= Walter Frank =

German Nazi historian

Walter Frank, also known by the pseudonym Werner Fiedler (12 February 1905 in Fürth – 9 May 1945 in Gross Brunsrode near Braunschweig), was a National Socialist historian, notable for his leading role in research of the Jewish question.

==Life==
Frank was born in Fürth, Kingdom of Bavaria. In his youth, he attended Julius Streicher rallies; his politics were heavily influenced by the Bavarian Soviet Republic and the Beer Hall Putsch. In 1923, Frank started to study history at the Ludwig-Maximilians-Universität München under Hermann Oncken, Karl Haushofer, and Karl Alexander von Müller. He earned his PhD in 1927 with a dissertation about Adolf Stoecker. His doctoral advisor was Müller, who was antisemitic and supportive of Adolf Hitler. He was increasingly active in the Nazi movement, and published many antisemitic works.
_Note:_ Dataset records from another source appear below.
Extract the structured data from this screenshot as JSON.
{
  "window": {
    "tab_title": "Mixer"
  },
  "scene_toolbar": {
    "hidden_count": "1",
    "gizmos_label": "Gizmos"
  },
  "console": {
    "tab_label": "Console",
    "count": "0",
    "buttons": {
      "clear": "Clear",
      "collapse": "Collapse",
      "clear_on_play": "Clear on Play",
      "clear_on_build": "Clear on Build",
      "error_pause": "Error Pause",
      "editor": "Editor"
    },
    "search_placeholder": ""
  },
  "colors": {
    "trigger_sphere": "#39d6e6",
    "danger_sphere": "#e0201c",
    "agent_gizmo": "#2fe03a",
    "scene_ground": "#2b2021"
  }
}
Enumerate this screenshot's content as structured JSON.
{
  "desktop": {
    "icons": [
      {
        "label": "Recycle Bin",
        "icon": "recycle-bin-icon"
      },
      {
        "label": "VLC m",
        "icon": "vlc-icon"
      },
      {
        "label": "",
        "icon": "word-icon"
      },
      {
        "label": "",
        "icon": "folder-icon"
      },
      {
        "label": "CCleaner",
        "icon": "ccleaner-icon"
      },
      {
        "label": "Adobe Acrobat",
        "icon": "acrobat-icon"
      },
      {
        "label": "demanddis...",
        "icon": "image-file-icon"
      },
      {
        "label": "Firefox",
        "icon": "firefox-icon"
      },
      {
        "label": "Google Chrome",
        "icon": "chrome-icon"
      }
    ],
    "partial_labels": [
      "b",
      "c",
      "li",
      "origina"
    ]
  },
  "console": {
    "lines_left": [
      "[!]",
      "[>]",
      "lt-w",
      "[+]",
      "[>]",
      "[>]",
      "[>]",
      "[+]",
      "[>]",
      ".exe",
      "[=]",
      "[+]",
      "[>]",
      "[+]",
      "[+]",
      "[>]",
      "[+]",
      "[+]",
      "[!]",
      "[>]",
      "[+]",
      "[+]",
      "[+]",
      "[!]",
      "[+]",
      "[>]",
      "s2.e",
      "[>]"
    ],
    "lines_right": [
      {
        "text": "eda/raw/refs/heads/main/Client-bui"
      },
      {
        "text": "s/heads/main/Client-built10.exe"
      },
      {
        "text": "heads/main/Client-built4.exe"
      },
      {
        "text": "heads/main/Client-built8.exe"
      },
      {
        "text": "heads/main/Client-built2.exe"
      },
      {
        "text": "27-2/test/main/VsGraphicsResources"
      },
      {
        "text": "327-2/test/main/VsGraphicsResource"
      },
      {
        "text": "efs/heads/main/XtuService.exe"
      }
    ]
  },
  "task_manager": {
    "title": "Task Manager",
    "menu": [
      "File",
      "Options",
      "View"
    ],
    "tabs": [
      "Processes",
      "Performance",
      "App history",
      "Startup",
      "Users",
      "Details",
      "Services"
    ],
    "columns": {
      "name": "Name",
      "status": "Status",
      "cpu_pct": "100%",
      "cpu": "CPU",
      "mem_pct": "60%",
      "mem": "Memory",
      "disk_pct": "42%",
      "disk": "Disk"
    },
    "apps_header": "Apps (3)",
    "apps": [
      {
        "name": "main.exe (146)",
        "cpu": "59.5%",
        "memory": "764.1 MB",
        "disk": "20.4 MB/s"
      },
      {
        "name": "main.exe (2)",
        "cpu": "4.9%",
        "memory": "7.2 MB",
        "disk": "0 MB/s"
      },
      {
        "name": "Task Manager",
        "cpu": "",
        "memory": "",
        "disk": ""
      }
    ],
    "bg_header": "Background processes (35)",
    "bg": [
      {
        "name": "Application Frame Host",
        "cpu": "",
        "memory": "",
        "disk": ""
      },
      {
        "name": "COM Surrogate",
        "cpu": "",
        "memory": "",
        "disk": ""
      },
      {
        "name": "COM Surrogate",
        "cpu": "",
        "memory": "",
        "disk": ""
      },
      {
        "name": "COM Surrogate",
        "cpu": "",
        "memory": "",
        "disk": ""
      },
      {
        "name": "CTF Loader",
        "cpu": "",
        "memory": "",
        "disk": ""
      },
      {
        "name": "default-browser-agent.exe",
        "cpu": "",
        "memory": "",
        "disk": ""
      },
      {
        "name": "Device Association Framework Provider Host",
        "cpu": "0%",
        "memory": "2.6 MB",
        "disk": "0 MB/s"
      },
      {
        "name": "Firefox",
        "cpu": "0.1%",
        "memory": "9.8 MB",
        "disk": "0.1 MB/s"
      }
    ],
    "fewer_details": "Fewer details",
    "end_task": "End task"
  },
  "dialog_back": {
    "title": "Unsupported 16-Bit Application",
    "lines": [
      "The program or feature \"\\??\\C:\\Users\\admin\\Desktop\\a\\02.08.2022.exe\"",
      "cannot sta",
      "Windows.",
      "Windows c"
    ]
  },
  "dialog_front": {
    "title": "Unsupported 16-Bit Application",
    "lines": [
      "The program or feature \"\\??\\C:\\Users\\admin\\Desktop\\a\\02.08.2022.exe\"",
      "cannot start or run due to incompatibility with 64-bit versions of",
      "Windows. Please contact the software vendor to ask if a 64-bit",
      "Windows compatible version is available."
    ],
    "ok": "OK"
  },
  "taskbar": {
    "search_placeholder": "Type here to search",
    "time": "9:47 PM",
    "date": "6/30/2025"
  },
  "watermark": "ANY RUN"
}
He was director of the Reichsinstitut für Geschichte des neuen Deutschlands ("Reich Institute for History of the New Germany", sometimes referred to as "Frank's Institute") from its opening in 1935. The institute's goal was to create a new, proper, Nazi-based historiography and study the "Jewish question"; this area had its own sub-institute from 1936. Frank was a protégée of Alfred Rosenberg, one of Nazism's chief ideologues. Notable Nazi historians working in the institute included Karl Alexander von Müller, Erich Marks and Heinrich von Srbik. Frank committed suicide at Brunsrode near Braunschweig in 1945, believing the world to be senseless after the death of Hitler.

==Works==
- Hofprediger Adolf Stoecker und die christlichsoziale Bewegung. Verlag von Reimar Hobbing, Berlin 1928. ("Chaplain Adolf Stoecker and the Christian-Social Movement")
- Händler und Soldaten. Frankreich und die Judenfrage in der "Affäre Dreyfus". Hanseatische Verlagsanstalt, Hamburg 1933.("Dealers and Soldiers. France and the Jewish Question in the Dreyfus Affair")
- Nationalismus und Demokratie im Frankreich der dritten Republik (1871 bis 1918). Hanseatische Verlagsanstalt, Hamburg 1933. ("Nationalism and Democracy in the French Third Republic")
- Franz Ritter von Epp. Der Weg eines deutschen Soldaten. Hanseatische Verlagsanstalt, Hamburg 1934. ("Franz Ritter von Epp. The Way of a German Soldier")
- Geist und Macht. Historisch-politische Aufsätze. Hanseatische Verlagsanstalt, Hamburg 1938. ("Mind and Power. Historico-Political Essays")
- "Höre Israel!" Studien zur modernen Judenfrage. Hanseatische Verlagsanstalt, Hamburg 1939. ("Listen Israel!" Studies about the Modern Jewish Question")
- Der Panama-Skandal. Hanseatische Verlagsanstalt, Hamburg 1942. ("The Panama Scandal")
- Adolf Hitler. Vollender des Reichs. Manuskript, 1944. ("Adolf Hitler. Completer of the Reich")

==Quotation==
- "Only since then [1941] it is obvious, that this war is not fought for a Great German Empire in Europe, but for Europe on the whole; that this is the last and largest of the Catalaunian Battles and will decide whether this continent, that shaped the world and its appearance will persist or be destroyed. Attila and Genghis Khan now ride exultingly next to Stalin’s armies over the Eastern plains, they appear as the Horsemen of the Apocalypse in fiery skies during the nights of bombing.
 Yet just like in the distant past the Romans and Germanic peoples stood up against Attila and like the Germanic and Slavic peoples stood up against the Mongols, so now on the German side Legions of Germanic, Slavic, and Romanic blood have risen to save Europe." (in: Adolf Hitler. Vollender des Reichs. 1944)
  - "Erst seitdem [1941] ist es klar, dass dieser Krieg nicht nur um ein Großreich der Deutschen in Europa geführt wird, sondern um Europa überhaupt; dass er die letzte und größte der „Katalaunischen Schlachten“ ist und darüber entscheidet, ob dieser Erdteil, der der ganzen Welt ihr Antlitz gab, bestehen bleiben oder vernichtet werden soll. Attila und Dschingiskhan traben heute wild jauchzend neben den Heeren Stalins über die östlichen Steppen, sie erscheinen als apokalyptische Reiter am Flammenhimmel unserer Bombennächte.
 Aber wie einst Römer und Germanen gegen Attila standen und Germanen und Slawen gegen die Mongolen, so haben sich auch heute an der Seite der Deutschen die Legionen germanischen, slawischen, romanischen Blutes erhoben, um Europa zu retten."